Nobel laureate Liu Xiaobo, one of China’s most prominent political prisoners, died Thursday of multiple organ failure after a battle with liver cancer, according to Chinese officials. He was 61 years old.

The dissident died in Chinese custody days after the government reportedly denied his request to travel overseas for medical treatment. World leaders and supporters advocated for Liu’s release but Beijing officials denied the request, saying Liu was too ill to travel and was already receiving the best possible care. Two Western doctors visited Liu on Sunday and said they believed he could be safely moved for treatment, according to CNN. But officials in Beijing resisted, one telling reporters that “we hope relevant countries will respect China’s judicial sovereignty and not use a so-called individual case to interfere in China’s internal affairs.”

The activist died at the First Hospital of China Medical University with guards nearby, according to government reports.

“After multiple treatments, Liu Xiaobo’s condition continued to deteriorate,” the Bureau of Justice for the northeast Chinese city of Shenyang said in statement. “On July 10 he entered a state of rescue and intensive care, and on July 13 he died due to multiple organ failure after attempts to save him failed.”

Liu was diagnosed with cancer late in late May while serving an 11-year sentence for “inciting subversion of state power” after co-authoring a pro-democracy manifesto, titled “Charter 08.” The document called for more freedom of expression, human rights and an independent judiciary in China.

The activist routinely criticized the Chinese government for its communist, single-party rule, and fought for greater human rights.

Liu was previously imprisoned for 21 months in connection to China’s 1989 Tiananmen Square pro-democracy protests, where he helped negotiate the safe passage of students.

Liu was awarded the Nobel Peace Prize in 2010 while serving during his most recent prison sentence. He is the first Nobel laureate to die in state custody since Carl von Ossietzky in Nazi Germany in 1938, The Guardian reported.
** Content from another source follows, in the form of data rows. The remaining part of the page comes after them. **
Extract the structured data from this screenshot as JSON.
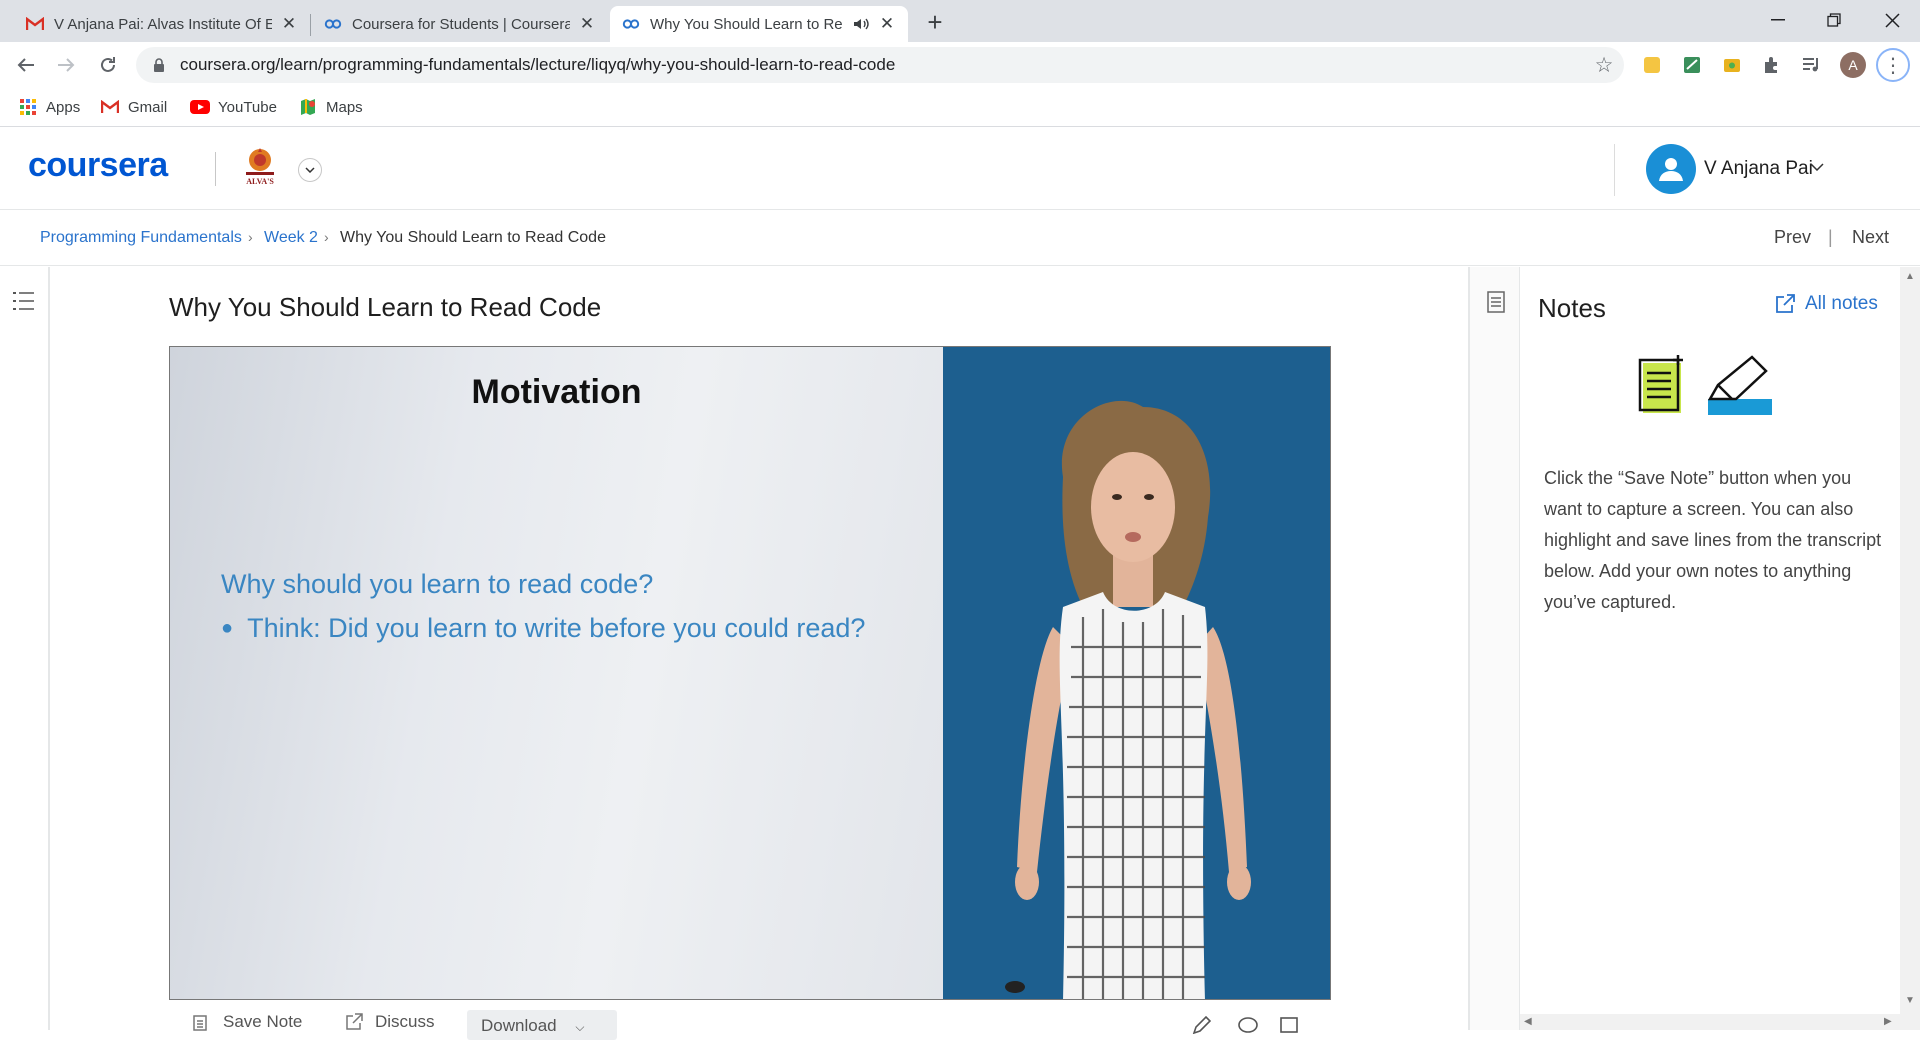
{
  "browser": {
    "tabs": [
      {
        "title": "V Anjana Pai: Alvas Institute Of En",
        "favicon": "gmail-icon",
        "active": false
      },
      {
        "title": "Coursera for Students | Coursera",
        "favicon": "coursera-icon",
        "active": false
      },
      {
        "title": "Why You Should Learn to Re",
        "favicon": "coursera-icon",
        "active": true,
        "audio": true
      }
    ],
    "url": "coursera.org/learn/programming-fundamentals/lecture/liqyq/why-you-should-learn-to-read-code",
    "profile_initial": "A",
    "bookmarks": [
      "Apps",
      "Gmail",
      "YouTube",
      "Maps"
    ]
  },
  "header": {
    "logo": "coursera",
    "institution_logo_text": "ALVA'S",
    "user_name": "V Anjana Pai"
  },
  "breadcrumb": {
    "items": [
      "Programming Fundamentals",
      "Week 2",
      "Why You Should Learn to Read Code"
    ],
    "prev": "Prev",
    "next": "Next"
  },
  "lecture": {
    "title": "Why You Should Learn to Read Code",
    "slide": {
      "heading": "Motivation",
      "question": "Why should you learn to read code?",
      "bullet": "Think: Did you learn to write before you could read?"
    },
    "controls": {
      "save_note": "Save Note",
      "discuss": "Discuss",
      "download": "Download"
    }
  },
  "notes": {
    "title": "Notes",
    "all_notes": "All notes",
    "help_text": "Click the “Save Note” button when you want to capture a screen. You can also highlight and save lines from the transcript below. Add your own notes to anything you’ve captured."
  },
  "colors": {
    "brand": "#0056d2",
    "link": "#2a73cc",
    "slide_text": "#3a86c2",
    "presenter_bg": "#1d5f8f"
  }
}
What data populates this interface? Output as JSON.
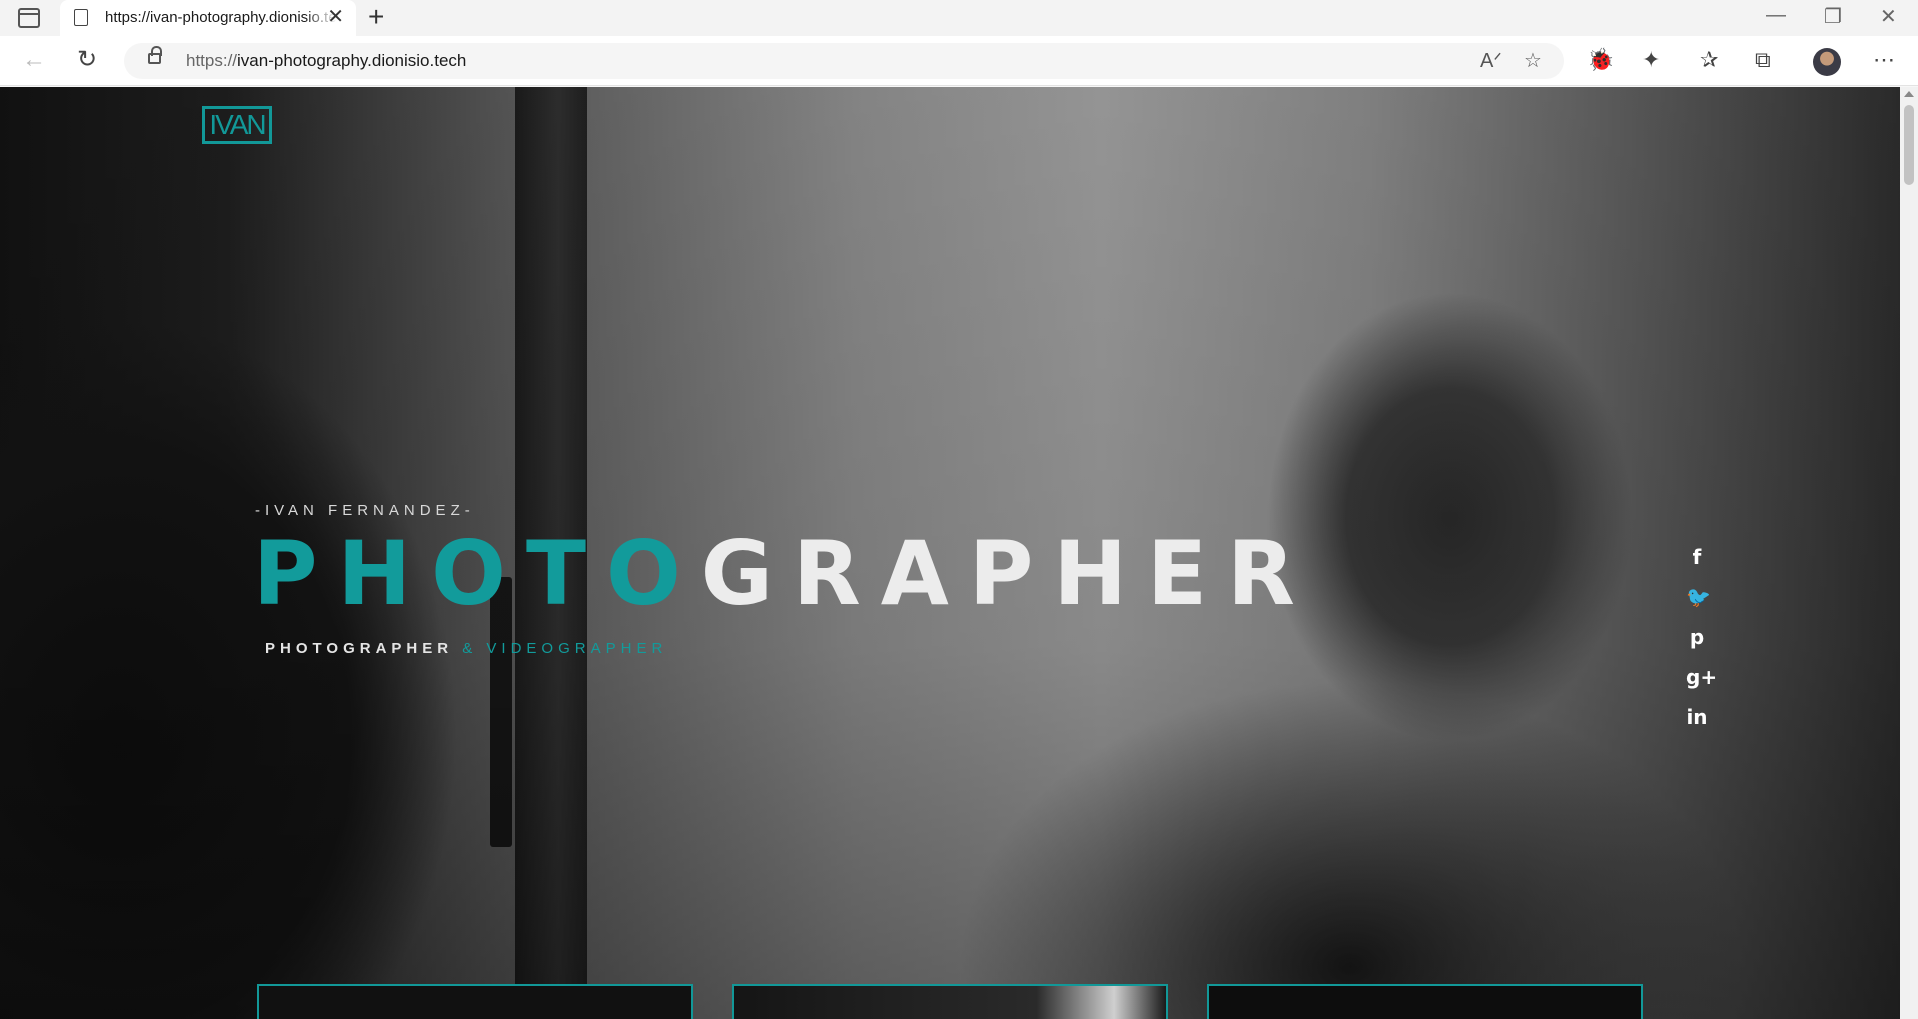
{
  "browser": {
    "tab_title": "https://ivan-photography.dionisio.tech",
    "url_scheme": "https://",
    "url_host": "ivan-photography.dionisio.tech",
    "icons": [
      "sidebar-icon",
      "page-icon",
      "close-icon",
      "new-tab-icon",
      "minimize-icon",
      "restore-icon",
      "window-close-icon",
      "back-icon",
      "refresh-icon",
      "lock-icon",
      "read-aloud-icon",
      "favorite-add-icon",
      "extension-icon",
      "puzzle-icon",
      "favorites-icon",
      "collections-icon",
      "profile-avatar",
      "more-icon"
    ]
  },
  "page": {
    "logo_text": "IVAN",
    "accent_color": "#129b9b",
    "eyebrow": "-IVAN FERNANDEZ-",
    "title_accent": "PHOTO",
    "title_rest": "GRAPHER",
    "tagline_plain": "PHOTOGRAPHER",
    "tagline_accent": " & VIDEOGRAPHER",
    "social": [
      {
        "name": "facebook",
        "glyph": "f"
      },
      {
        "name": "twitter",
        "glyph": "🐦"
      },
      {
        "name": "pinterest",
        "glyph": "p"
      },
      {
        "name": "google-plus",
        "glyph": "g+"
      },
      {
        "name": "linkedin",
        "glyph": "in"
      }
    ]
  }
}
Tributes poured out after news of Liu’s death surfaced. Many of Liu’s supporters also blamed the Chinese government for what they consider to be his premature death.

“The death of Liu Xiaobo today from a virulent cancer contracted while serving an 11-year prison sentence will forever be a black mark marring China’s reputation under international law and global human rights standards,” the free speech advocacy group PEN America said in a statement emailed to the NewsHour.

“[Liu] should never have spent a single day in jail, an injustice made even more tragic by the fact that his cancer was not diagnosed until it reached terminal phase,” Salil Shetty, secretary general at Amnesty International, said in a statement last week.

Human Rights Watch also called out the Chinese government for what it called “arrogance” and “cruelty.”

“But Liu’s struggle for a rights-respecting, democratic China will live on,” Human Rights Watch China Director Sophie Richardson said in a statement.